Department of Neurosurgery, Jinshan Hospital, Institute for Translational Brain Research, State Key Laboratory of Medical Neurobiology, MOE Frontiers Center for Brain Science, Fudan University, Shanghai, 200032, China.
Co-Innovation Center of Neuroregeneration, Nantong University, 226001, Nantong, China.
Mol Brain. 2022 Apr 5;15(1):31. doi: 10.1186/s13041-022-00912-z.
NeuroD1-induced microglia-to-neuron conversion is hotly debated. Recently, we published a paper in Neuron demonstrating that NeuroD1 cannot induce microglia-to-neuron cross-lineage conversion. In the same issue of Neuron, Matsuda et al., who observed the "NeuroD1-induced microglia-to-neuron conversion" phenotype, responded to our study. They claimed that we failed to observe NeuroD1-induced microglia-to-neuron conversion in vitro due to the low NeuroD1 expression efficiency in our experiment. They argued that the NeuroD1 upregulation in our study was around 200-fold (vs. control), whereas the upregulation in Nakashima lab was 3000-fold, 15 times higher than ours. In fact, this is not true. We compared the expression level from the original paper and found that our NeuroD1 expression level was comparable to that of Matsuda et al. (Neuron 101:472-485.e477, 2019), or even higher. Therefore, the failure of observing NeuroD1-induced microglia-to-neuron conversion cannot be attributable to the low expression level.

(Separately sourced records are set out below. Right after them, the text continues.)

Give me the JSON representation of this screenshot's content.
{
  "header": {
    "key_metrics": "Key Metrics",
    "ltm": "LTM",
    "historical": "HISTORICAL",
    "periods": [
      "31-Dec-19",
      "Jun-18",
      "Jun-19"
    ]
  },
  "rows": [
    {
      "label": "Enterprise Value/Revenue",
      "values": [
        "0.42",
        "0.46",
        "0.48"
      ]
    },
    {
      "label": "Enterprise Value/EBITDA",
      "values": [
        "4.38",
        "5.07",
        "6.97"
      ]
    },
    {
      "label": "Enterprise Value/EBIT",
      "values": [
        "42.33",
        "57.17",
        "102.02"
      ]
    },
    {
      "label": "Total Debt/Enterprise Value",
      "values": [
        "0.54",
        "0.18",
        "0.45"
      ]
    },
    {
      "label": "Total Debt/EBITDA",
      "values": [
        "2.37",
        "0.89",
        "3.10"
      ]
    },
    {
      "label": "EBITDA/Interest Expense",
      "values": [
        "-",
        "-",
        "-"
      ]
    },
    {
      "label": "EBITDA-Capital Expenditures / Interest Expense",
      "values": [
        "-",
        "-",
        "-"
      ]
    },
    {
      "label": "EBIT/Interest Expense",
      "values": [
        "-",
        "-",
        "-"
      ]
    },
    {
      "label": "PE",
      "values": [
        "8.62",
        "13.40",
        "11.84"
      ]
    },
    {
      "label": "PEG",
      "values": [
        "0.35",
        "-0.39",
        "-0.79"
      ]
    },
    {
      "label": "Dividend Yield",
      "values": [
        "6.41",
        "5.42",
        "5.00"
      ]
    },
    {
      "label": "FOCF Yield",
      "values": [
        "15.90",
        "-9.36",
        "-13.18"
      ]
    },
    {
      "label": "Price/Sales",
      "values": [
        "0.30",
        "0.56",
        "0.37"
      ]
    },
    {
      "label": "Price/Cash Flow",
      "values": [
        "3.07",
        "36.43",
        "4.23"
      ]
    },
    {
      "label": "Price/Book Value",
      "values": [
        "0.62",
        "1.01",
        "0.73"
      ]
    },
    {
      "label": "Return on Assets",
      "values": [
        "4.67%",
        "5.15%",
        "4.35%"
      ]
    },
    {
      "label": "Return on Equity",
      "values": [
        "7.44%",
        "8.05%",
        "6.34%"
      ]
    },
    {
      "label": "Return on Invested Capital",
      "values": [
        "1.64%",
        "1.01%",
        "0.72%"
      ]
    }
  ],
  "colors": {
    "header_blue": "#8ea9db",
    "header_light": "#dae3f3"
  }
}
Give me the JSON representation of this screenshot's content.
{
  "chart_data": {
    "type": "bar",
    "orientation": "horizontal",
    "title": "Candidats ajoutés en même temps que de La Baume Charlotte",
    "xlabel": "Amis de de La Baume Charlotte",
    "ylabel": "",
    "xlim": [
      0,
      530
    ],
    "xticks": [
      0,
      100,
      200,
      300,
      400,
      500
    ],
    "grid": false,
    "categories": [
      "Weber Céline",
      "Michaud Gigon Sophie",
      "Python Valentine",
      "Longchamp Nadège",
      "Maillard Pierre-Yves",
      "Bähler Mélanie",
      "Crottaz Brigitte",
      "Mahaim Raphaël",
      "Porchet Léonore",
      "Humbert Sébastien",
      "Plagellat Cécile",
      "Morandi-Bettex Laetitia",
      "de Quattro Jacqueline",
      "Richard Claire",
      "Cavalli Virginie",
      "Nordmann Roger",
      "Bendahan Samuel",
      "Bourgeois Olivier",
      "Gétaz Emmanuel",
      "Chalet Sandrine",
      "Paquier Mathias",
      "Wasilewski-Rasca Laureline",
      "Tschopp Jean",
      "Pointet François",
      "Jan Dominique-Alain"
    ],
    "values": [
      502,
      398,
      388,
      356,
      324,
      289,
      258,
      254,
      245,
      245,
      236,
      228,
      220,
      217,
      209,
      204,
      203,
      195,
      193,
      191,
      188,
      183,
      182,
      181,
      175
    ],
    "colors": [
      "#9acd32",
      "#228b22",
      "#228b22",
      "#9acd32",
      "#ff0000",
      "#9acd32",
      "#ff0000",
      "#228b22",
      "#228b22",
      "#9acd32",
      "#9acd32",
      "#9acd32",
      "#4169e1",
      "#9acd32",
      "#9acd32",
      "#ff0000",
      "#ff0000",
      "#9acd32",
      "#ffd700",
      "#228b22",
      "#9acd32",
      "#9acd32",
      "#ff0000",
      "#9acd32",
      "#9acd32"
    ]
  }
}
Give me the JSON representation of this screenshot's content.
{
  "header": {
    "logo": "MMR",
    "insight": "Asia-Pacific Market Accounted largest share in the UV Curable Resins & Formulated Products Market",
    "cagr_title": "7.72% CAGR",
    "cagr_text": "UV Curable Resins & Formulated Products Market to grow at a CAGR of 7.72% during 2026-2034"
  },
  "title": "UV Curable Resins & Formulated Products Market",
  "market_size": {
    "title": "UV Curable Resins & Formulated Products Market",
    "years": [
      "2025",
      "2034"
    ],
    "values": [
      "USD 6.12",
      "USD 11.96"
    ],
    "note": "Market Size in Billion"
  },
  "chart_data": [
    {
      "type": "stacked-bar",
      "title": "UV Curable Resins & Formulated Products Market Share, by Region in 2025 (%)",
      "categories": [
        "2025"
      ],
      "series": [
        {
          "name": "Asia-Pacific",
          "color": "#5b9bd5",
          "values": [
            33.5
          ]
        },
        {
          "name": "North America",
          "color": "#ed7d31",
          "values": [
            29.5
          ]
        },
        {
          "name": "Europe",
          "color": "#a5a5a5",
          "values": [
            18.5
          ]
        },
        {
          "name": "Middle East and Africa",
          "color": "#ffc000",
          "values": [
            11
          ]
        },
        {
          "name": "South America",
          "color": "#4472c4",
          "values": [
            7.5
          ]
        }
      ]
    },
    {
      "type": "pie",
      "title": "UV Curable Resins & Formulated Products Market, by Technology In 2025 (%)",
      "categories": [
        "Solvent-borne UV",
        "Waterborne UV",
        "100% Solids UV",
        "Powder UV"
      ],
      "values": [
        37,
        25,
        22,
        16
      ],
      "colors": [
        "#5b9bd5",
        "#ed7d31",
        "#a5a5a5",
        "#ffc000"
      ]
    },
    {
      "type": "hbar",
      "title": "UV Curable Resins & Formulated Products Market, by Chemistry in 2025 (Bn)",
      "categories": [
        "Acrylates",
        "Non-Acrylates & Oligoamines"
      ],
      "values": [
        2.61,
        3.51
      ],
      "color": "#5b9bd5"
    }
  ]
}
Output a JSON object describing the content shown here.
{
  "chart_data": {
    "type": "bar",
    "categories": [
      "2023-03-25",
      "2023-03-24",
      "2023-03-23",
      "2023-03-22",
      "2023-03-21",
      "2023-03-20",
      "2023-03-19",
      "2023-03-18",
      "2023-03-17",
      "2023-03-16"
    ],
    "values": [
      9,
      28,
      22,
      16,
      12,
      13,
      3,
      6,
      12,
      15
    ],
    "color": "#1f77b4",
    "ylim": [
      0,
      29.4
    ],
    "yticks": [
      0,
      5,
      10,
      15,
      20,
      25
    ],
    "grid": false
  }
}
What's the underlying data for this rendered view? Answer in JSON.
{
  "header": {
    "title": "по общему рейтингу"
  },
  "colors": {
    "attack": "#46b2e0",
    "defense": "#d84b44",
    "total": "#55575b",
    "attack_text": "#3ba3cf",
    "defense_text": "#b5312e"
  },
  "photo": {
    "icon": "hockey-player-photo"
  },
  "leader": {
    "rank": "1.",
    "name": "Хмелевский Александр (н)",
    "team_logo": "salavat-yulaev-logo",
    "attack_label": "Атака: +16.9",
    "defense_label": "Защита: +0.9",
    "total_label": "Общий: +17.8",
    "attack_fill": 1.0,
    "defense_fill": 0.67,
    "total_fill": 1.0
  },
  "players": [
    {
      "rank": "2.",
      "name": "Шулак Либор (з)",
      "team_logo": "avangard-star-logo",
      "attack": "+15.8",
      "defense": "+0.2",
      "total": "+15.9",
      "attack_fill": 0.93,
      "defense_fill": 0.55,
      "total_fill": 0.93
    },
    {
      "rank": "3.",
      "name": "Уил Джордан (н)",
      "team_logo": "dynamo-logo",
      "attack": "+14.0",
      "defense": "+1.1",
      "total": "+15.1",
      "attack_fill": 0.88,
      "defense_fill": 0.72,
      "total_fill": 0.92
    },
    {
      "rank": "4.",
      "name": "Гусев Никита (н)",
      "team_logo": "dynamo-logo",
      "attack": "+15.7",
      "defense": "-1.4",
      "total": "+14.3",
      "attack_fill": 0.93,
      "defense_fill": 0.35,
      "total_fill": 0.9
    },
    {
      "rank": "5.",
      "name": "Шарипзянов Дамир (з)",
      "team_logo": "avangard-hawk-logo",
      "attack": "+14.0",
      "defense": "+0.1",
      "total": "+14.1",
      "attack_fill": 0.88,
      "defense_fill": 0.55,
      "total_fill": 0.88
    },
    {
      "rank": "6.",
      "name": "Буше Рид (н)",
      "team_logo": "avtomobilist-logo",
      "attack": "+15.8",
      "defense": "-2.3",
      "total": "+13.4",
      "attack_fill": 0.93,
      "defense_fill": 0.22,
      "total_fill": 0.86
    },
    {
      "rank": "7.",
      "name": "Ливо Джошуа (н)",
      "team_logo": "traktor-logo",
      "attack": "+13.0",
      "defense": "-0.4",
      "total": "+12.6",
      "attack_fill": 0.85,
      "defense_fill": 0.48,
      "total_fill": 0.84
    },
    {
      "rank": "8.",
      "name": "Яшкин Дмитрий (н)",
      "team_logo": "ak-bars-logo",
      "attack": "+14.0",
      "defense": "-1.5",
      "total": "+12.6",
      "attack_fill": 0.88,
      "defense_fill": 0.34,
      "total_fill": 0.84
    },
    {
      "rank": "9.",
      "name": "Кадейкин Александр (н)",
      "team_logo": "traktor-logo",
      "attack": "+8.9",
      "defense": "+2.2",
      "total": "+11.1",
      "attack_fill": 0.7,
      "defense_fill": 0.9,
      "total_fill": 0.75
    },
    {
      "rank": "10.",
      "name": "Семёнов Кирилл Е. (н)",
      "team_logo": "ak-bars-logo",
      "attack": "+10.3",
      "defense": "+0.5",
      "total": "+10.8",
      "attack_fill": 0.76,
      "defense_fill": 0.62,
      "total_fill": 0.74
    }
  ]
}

NeuroD1 诱导的小胶质细胞向神经元的转变存在争议。最近,我们在《神经元》杂志上发表了一篇论文,证明 NeuroD1 不能诱导小胶质细胞向神经元的跨谱系转化。在《神经元》杂志的同一期上,Matsuda 等人观察到了“NeuroD1 诱导的小胶质细胞向神经元的转化”表型,他们对我们的研究做出了回应。他们声称,由于我们实验中 NeuroD1 的表达效率较低,我们未能在体外观察到 NeuroD1 诱导的小胶质细胞向神经元的转化。他们认为,我们研究中的 NeuroD1 上调幅度约为 200 倍(与对照相比),而 Nakashima 实验室的上调幅度为 3000 倍,是我们的 15 倍。事实上,并非如此。我们比较了原始论文中的表达水平,发现我们的 NeuroD1 表达水平与 Matsuda 等人的水平相当(《神经元》101:472-485.e477, 2019),甚至更高。因此,未能观察到 NeuroD1 诱导的小胶质细胞向神经元的转化不能归因于低表达水平。